STJ decide a favor do Sindifisco Nacional

Da Redação Publicado em 26 Novembro 2015 A Terceira Seção do STJ (Superior Tribunal de Justiça), no dia 25 de novembro, reconheceu o direito de Auditores Fiscais vinculados ao ex-Unafisco Sindical perceberem os valores devidos a título de reajuste de 3,17%, nos embargos à execução opostos pela União, em uma das execuções propostas e que servirá de paradigma para as demais.

As ações de execução, cerca de 230, são referentes ao período de março de 1995 a junho de 1999. O mandado de segurança nº 3901 foi impetrado em março de 1995, e o STJ, ao julgar o mérito da ação, definiu o termo final em junho de 1999.

Na ação, a União impugnou os cálculos apresentados pelo Sindifisco Nacional, sob a alegação de que os Auditores Fiscais tinham recebido, indevidamente, o reajuste de 3,17% em contracheque no período de 2001 a 2008, pelo fato de que não era devido o pagamento após a reestruturação da carreira pela MP (Medida Provisória) 1915/99, sendo necessária a compensação dos valores.

Para a União, os filiados não tinham nada a receber ou até mesmo, em algumas situações, a pagar, e pretendia-se compensar os valores devidos a título do reajuste de 3,17%, no período de 1995 a 1999, com os valores supostamente recebidos indevidamente no período de 2001 a 2008.

Como os processos ficaram parados na Coordenadoria de Execução, aguardando definição da Terceira Seção acerca da tese de compensação de valores, a Diretoria Executiva Nacional decidiu por contratar os Escritórios Marcelo Jaime Advogados e Azevedo Sette Advogados para atuarem em conjunto com o escritório que patrocina a ação, Mota Advogados Associados.

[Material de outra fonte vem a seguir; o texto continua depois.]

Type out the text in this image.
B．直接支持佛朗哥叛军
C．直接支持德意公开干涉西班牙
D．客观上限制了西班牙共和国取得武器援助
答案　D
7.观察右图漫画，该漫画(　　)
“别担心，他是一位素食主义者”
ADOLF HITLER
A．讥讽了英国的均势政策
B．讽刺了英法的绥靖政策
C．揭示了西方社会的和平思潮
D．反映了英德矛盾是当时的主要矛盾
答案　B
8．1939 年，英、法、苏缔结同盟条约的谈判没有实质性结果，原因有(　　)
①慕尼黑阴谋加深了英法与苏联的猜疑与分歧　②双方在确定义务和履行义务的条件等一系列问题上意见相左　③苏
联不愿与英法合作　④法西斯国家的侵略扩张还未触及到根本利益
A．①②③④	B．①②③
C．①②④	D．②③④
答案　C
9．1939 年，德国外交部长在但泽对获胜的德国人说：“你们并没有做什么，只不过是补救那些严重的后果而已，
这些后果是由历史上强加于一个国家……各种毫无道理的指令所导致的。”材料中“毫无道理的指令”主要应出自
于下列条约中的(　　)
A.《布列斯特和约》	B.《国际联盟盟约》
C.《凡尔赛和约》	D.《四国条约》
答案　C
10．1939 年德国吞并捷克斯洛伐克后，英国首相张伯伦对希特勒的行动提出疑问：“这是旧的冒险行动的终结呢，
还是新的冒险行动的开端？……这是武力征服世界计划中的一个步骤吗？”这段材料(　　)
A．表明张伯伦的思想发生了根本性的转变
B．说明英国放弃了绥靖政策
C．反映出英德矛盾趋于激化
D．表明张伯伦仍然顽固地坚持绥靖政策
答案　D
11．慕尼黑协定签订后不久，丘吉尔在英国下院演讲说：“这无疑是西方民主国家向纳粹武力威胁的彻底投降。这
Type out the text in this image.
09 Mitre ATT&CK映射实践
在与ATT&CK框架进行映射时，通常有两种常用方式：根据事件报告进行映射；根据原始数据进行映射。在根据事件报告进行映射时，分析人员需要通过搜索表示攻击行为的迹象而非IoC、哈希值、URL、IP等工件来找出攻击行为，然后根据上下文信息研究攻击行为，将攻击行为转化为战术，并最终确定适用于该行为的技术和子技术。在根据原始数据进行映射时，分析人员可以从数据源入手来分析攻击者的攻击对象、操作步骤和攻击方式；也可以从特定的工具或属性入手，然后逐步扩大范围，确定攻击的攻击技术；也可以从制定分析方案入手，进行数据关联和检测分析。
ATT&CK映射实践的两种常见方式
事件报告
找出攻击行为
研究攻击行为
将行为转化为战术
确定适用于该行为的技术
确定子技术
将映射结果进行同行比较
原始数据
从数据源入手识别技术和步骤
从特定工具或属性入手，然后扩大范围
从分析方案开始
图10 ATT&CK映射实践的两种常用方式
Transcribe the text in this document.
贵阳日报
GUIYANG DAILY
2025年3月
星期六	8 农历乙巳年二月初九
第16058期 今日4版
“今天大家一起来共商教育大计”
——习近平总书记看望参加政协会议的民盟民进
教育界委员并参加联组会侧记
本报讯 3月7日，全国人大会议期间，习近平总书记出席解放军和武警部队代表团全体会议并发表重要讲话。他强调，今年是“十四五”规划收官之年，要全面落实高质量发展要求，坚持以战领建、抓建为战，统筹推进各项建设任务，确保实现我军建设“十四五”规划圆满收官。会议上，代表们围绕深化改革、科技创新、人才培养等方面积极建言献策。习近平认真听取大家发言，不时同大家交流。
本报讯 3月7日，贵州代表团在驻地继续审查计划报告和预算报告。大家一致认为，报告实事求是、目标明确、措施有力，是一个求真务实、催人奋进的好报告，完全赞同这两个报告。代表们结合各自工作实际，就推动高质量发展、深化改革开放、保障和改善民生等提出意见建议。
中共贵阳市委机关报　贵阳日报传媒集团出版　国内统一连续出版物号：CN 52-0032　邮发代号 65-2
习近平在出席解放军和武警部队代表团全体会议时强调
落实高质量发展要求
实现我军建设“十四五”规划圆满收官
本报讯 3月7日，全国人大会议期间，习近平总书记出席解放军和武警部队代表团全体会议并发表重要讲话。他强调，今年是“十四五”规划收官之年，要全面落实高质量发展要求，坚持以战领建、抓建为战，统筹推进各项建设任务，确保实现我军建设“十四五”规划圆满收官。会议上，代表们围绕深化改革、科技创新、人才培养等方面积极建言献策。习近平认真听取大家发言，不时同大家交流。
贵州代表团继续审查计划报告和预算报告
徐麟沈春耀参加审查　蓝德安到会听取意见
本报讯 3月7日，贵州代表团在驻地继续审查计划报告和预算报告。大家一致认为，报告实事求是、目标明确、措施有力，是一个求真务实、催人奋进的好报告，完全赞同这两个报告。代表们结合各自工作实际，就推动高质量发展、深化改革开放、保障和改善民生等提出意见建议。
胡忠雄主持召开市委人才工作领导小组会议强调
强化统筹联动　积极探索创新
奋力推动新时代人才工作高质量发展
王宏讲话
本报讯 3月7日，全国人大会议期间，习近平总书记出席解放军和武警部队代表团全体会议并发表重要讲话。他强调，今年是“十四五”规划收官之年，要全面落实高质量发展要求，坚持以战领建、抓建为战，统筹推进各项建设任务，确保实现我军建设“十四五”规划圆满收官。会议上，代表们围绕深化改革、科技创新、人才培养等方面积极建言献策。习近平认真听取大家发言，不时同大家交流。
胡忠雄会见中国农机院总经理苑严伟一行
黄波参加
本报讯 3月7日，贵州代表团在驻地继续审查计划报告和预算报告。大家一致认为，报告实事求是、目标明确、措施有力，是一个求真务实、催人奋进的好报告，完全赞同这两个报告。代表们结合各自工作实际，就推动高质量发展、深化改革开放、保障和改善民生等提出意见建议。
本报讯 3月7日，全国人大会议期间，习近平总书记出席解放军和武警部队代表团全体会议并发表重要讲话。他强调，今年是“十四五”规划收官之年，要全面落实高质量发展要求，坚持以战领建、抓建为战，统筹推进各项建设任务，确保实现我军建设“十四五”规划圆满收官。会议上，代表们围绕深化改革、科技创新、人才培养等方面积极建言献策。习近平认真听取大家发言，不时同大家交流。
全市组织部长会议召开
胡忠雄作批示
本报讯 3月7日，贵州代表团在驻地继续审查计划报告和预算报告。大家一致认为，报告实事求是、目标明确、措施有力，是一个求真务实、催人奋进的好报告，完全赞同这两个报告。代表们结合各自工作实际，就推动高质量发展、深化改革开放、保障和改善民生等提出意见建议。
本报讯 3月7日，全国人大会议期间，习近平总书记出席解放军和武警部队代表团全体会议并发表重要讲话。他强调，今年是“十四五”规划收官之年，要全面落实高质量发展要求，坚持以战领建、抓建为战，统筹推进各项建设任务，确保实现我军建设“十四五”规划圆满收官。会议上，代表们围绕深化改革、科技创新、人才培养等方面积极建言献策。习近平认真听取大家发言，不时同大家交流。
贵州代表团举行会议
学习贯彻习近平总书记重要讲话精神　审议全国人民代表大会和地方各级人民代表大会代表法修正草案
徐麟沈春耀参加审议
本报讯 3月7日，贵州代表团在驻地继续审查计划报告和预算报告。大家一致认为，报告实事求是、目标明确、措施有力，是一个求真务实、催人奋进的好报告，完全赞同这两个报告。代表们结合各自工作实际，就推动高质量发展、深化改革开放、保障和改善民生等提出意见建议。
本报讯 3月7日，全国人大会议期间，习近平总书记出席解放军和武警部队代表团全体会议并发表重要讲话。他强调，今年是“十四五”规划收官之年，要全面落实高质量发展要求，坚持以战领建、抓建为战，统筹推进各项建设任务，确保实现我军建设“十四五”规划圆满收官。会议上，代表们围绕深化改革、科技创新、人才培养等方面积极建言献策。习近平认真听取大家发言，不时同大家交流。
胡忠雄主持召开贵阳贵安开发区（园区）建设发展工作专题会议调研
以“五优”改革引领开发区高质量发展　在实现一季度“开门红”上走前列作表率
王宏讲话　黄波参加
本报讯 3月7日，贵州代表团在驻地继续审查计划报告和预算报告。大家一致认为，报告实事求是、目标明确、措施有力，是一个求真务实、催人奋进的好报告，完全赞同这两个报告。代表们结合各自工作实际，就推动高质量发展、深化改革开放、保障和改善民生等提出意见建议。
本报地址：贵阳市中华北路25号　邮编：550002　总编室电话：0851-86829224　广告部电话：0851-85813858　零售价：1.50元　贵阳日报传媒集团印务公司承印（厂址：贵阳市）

Na sessão de julgamento, a Seção decidiu que não é possível haver compensação de períodos diferentes, mantendo o direito à percepção dos valores a título de reajuste de 3,17%, determinando, apenas, a compensação com eventuais pagamentos administrativos, devidamente comprovados pela União.

O êxito no julgamento deste recurso beneficiará todas as demais 230 ações de execução, pois a defesa da União é a mesma em todas, e, diante desse parâmetro, a Coordenadoria de Execução apresentará os cálculos para inscrição em precatório.

Sendo assim, a DEN informa que é possível a inscrição em precatório dos processos de reajuste de 3,17% até 1º de julho de 2016, com pagamento em 2017, bem como a expedição de RPV - requisições de pequeno valor, em até 90 dias da homologação dos cálculos, para os filiados que tiverem menos de 60 salários mínimos para receber, e continuará utilizando todas ferramentas para que a expectativa se concretize.